Even with that, there are still more dominant women than submissive men at most munches and parties that I’ve been to. I know many dominant women who have been looking for many years for a submissive boyfriend. Personally, I would have spent a lot of time single, if I were straight, due to the lack of submissive men (and even more so compatible ones).
There are many more reasons for this perceived imbalance in the ratio of dommes to subs, too many to get into here.
I think that ideas about the ratio of dommes to subs cause all sorts of problems. Online, it creates an artificial shortage, so dominant women are put up on a pedestal without anyone’s consent. This is negative in a few ways.
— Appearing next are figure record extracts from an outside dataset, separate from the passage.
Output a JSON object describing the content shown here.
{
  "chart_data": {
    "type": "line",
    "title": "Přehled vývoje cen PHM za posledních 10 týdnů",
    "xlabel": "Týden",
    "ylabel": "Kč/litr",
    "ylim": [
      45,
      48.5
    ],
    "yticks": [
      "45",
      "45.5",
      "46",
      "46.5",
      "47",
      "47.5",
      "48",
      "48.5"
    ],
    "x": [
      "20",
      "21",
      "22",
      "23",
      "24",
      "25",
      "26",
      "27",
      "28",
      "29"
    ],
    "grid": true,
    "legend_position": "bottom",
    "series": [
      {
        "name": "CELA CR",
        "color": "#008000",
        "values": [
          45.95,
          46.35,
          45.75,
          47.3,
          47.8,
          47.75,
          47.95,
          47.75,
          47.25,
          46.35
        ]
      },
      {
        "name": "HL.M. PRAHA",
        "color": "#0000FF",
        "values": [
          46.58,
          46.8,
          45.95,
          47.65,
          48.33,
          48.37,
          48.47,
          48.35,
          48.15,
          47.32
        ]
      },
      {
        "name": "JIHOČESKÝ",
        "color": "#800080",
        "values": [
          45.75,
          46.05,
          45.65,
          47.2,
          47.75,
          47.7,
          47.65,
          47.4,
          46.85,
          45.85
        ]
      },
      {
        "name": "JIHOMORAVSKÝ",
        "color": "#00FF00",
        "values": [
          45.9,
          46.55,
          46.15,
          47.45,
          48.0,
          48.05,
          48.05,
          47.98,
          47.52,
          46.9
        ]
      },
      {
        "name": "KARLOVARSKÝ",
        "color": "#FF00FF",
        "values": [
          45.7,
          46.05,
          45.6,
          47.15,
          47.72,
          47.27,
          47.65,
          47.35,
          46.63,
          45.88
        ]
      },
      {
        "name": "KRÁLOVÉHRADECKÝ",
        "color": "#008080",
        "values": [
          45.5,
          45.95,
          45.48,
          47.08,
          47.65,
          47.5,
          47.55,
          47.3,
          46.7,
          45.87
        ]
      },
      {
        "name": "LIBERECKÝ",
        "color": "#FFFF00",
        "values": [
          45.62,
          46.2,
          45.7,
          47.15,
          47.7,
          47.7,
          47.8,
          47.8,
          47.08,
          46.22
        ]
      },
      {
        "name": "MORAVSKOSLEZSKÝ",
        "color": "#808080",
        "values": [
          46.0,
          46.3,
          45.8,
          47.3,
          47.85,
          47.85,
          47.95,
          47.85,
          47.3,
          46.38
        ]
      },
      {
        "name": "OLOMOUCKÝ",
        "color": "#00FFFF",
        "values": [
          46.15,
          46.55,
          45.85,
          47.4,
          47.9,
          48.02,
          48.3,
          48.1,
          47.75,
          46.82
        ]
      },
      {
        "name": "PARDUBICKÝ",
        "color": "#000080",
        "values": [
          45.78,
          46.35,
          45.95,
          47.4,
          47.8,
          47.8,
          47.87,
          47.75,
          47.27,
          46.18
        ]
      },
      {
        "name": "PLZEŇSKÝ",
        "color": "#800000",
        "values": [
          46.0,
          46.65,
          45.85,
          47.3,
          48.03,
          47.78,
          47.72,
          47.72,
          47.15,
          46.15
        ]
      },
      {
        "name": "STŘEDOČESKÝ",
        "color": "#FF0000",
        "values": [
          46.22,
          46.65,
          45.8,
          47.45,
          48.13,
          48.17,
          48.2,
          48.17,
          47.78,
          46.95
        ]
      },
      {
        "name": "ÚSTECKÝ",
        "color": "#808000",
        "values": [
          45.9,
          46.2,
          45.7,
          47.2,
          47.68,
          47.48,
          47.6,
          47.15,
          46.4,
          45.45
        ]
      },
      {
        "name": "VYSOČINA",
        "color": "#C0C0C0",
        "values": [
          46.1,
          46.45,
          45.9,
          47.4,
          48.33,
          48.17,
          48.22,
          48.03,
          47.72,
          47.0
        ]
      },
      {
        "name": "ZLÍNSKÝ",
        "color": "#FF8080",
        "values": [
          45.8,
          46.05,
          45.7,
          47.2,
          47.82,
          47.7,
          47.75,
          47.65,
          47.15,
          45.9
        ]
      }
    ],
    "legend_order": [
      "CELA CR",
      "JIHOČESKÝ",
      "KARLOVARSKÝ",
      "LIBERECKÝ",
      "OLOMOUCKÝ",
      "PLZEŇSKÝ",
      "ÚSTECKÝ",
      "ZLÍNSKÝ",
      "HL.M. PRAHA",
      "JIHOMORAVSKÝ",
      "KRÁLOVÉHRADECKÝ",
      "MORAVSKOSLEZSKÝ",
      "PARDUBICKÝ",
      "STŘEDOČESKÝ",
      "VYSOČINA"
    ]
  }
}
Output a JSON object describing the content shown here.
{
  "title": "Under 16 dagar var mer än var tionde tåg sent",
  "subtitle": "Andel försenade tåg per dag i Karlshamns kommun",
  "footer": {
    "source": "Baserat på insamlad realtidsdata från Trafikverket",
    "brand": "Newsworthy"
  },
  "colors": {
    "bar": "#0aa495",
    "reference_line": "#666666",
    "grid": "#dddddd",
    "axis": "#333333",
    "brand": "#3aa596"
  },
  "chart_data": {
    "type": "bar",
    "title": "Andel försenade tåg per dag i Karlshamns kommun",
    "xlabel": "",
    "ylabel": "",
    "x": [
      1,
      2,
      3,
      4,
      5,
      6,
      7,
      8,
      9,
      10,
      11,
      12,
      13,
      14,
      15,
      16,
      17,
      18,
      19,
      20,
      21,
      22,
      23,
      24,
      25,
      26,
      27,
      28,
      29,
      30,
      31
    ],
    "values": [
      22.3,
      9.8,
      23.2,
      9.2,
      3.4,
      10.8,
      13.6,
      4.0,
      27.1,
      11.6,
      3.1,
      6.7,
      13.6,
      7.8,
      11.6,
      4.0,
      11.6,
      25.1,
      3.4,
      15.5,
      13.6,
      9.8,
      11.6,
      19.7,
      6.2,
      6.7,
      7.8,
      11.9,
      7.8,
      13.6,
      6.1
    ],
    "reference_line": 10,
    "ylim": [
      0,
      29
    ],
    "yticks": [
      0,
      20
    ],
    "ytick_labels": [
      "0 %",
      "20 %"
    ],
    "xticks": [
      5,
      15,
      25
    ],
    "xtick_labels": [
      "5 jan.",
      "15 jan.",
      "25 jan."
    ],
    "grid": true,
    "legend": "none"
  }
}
Never Ending, Unwanted Messages
Women get even more desperate messages, as men who consider themselves submissive compete for attention. They will spam any and every dominant woman they can find, sending message after message. I’ve had messages from men that email me every 6 months or so for years on end until I get fed up and block them. Often, they send the exact same message every time. In speaking to other dominant women, I know I’m not the only one to experience this.
Too Many Concessions
For submissive men, it means that they may become willing to compromise on things that they wouldn’t otherwise. I know monogamous men who consider poly relationships, even though it upsets them and damages their self-esteem (I don’t think that poly relationships do this, but people who are monogamous often have this experience when trying poly relationships because it is against their nature). I’ve met many submissive men who have learned how to service top, in the hopes that they can find a switch to date (again, I don’t think there is anything wrong with switches or dating them, as I’ve dated many, but if you’re going against your BDSM orientation, you probably won’t be happy). I’ve even met straight submissive men who serve male dominants to satisfy their kinky needs.
Actual Fake Dommes
On top of that, you get some women who see an imbalance in the ratio of dommes to subs and decide to take advantage. I’m not talking about pro dommes (a legit business, and one I am a part of), or findommes (a legit kink), but women who aren’t dominant or even kinky, deciding that they can make money off of submissive men. You will see men asking about paying dommes all the time, with some scams involving money to buy BDSM toys to use at a first meeting (that never seems to happen).
Of course, in discussions about the ratio of dommes to subs, each side has their own view (and each person too), and these discussions can get pretty heated. I’m not saying I’m right here, but this has been my experience of the ratio of dommes to subs. I would love to hear about what other people have experienced too!